I would suggest something, if I may, in a next version could you
create amethod overload for the TextExtractor.GetAsXml which would
return the xml in the following format?

<Word X="163.501" Y= "102.492" Width="15.63" Height="5">danken</Word>
- The
decimal separator should be the one from the Culture of the process in
which
the library is loaded.("." For English, "," for Dutch and so on).

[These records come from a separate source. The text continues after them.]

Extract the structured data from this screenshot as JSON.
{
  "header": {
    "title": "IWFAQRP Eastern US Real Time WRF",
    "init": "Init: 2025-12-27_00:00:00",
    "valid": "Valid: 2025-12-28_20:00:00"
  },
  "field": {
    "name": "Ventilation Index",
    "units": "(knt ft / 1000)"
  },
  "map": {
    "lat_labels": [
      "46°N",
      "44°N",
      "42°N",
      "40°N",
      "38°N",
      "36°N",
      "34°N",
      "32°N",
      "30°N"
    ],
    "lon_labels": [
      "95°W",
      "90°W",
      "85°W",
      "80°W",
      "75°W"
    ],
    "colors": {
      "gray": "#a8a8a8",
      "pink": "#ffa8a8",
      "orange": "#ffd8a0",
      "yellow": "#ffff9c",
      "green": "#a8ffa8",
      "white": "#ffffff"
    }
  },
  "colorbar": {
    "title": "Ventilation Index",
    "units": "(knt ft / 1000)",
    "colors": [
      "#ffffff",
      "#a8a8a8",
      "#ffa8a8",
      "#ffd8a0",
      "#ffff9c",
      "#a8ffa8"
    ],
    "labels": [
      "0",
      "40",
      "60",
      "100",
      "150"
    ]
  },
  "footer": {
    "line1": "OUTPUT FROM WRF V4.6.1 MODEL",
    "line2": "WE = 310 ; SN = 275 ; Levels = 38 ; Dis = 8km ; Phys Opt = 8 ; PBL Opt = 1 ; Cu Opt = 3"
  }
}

This would be nice because it frees the developers from the burden of
taking care of localisation retaled issues. Please let me know what
you think about this.
--------
A: I am not sure why you are parsing the XML generated using GetAsXml
(). Instead of this you can iterate through lines and words
programmatically (as shown in TextExtract sample) and access all
required parameters. This is probably much simpler than parsing XML
and having to deal with locale issues etc.

Aaron_Gravesdale · May 8, 2009, 5:17pm

Thanks for the suggestions. It worked.